La Grande Dame - Pretty Society
It's not often you have a world class polo professional asking to buy up your pony. However, that's what happened to us. The pony was Pretty Society and this is her story, her tribute.
We had just come back from a holiday in New Zealand, where we'd been, as always, impressed with the polo and especially the NZTB ponies, their speed, stamina and strength. Buying up race horses from the track and retraining for polo was something we'd done a lot of in our Nigerian days. However, it had proved difficult in Germany. We lacked contacts, facilities and an experienced older pony to show the way. We had reverted to picking up Argentine ponies already in Germany and bringing them on. We should have foreseen that our sons would take up the game and streak past us in ability. They were both naturals and were awarded best up-and-coming players by the @dpv_polo, the German Polo Association.We needed more ponies, more speed, more class. We decided to check out the race track again. This time we were lucky. A sleek, dark bay mare, four years old was for sale. She'd been placed a few times but the owner felt she wouldn't do better then this. We loved her look - elegant, great conformation and an intelligent eye. My husband put a saddle on her and rode her a little in the riding school. The owner asked if we could tell from this bit of riding if she'd be good for polo. No, not really, but we liked her enough to give it a try. We took her home with us.

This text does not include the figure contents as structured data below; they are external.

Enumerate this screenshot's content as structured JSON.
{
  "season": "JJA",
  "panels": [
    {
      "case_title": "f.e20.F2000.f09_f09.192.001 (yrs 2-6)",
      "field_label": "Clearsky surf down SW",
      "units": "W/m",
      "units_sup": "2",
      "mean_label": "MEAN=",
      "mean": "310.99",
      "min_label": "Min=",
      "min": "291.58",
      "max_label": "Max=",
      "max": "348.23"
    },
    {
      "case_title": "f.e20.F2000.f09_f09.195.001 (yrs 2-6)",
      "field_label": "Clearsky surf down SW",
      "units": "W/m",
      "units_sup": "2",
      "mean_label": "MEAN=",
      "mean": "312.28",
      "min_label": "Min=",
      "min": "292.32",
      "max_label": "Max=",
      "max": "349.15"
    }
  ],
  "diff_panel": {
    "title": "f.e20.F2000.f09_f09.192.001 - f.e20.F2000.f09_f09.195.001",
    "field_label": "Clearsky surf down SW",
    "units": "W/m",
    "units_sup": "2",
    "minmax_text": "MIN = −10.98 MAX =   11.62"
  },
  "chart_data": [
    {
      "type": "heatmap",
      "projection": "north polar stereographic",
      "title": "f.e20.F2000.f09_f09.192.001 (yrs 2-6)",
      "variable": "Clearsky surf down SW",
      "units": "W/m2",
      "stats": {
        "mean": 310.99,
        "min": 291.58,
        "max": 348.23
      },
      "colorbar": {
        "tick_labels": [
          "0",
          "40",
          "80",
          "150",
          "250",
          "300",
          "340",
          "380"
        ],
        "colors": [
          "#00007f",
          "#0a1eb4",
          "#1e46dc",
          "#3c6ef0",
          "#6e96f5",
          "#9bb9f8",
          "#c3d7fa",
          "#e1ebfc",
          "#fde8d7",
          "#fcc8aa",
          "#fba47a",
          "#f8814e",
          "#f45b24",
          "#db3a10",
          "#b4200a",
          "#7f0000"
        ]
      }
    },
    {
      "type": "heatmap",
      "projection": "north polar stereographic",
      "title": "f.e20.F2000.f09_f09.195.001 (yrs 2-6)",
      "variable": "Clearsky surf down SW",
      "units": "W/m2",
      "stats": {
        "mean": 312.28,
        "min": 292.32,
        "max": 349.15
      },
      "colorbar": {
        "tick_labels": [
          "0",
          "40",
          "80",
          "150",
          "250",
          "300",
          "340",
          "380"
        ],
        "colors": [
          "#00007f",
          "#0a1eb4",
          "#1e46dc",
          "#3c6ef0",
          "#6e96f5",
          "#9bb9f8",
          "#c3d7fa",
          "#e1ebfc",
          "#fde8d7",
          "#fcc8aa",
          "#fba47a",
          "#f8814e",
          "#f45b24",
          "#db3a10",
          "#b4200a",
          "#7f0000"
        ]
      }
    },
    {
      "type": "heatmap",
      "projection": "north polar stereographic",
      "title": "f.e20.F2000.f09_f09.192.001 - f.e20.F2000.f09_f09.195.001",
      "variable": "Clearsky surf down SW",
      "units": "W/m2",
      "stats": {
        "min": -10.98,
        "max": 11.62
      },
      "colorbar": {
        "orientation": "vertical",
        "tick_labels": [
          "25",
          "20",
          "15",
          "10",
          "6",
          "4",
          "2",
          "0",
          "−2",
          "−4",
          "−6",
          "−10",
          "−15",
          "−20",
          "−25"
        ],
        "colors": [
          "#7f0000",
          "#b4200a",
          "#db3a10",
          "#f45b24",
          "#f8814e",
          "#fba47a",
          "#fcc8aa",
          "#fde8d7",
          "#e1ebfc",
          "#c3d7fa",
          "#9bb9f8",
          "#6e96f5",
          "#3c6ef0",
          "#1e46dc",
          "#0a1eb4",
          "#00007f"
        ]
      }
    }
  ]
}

Pretty Society had been bred in Isarland, a breeding operation in Bavaria. The sire was Law Society, well known for being "difficult ". Getting her home, we realised Pretty Society had inherited his arrogance and was none too pleased to be stabled next to a couple of Argentine ponies. With a few well-aimed kicks she established "her" space and kept it all the time she was with us. She was always haughty, self-contained, not a cuddly pony at all. These, however, were the qualities that would stand her in good stead as a polo pony. Her attitude of being "a cut-above" meant her ride-offs were rock-solid. She wanted to be first to that little white ball, and knew exactly where it should be going - between those posts. However, that was all to come.
We let Pretty settle and get used to her new surroundings. She was out on big fields, always keeping her distance, finding the shadiest places to stand which she, of course, refused to share. Once she'd started to forget the race- track, my daughter and I began to put some rides on her, taking our time, introducing her to hill work, the surrounding forests, stepping over logs, sloshing through muddy puddles. It was then out to the practice field with circles , leg-changes, stops and turns. My husband's steady hand was needed for the next step, introducing her to the stick and ball. Our sons then got her into baby chukkers. It was a year before we put her into a tournament, but Pretty immediately took to the faster running game. She proved to have great stamina, a soft mouth and a big heart.
She was 11 and probably at her peak when we took her to Vienna, where our son was playing in the Austrian Open at Polo Club Schloss Erbreichdsorf. We had, by then, a string of thoroughbreds, but it was Pretty Society who would prove to be the star. The games were fast and aggressive, and Pretty didn't let us down, cutting a dash out on the field with her lightening pace and fierce determination. Saturday night was party night and I was sipping wine and chatting to Paul Pieres who'd come to the tournament to watch his son, Polito, play. Casually, Paul asked about the thoroughbred my son had played in the third chukker and he said he liked her. Would I be interested in selling? My immediate 'no' caused him to ask, "You don't sell your horses?", "Not THAT horse", I replied. "She's irreplaceable".
While proud to have been asked, Pretty Society stayed with us. She went on to further fame, helping to score the golden goal, putting Germany ahead of Italy at the European Polo Championships @aspernpolo. No one could catch her. She won Best Playing Pony at a number of tournaments and continued to play half chukkers up to her 20th year.
It was time for retirement and we found a quiet place for her with a young woman in our village. We could go past and see her contentedly grazing and keeping her usual distance from the other two horses. Occasionally I would see her being ridden out, prancing like a young horse and looking, as always, extremely pretty.
She passed away quietly on 10th January 2021. She's missed......and remembered.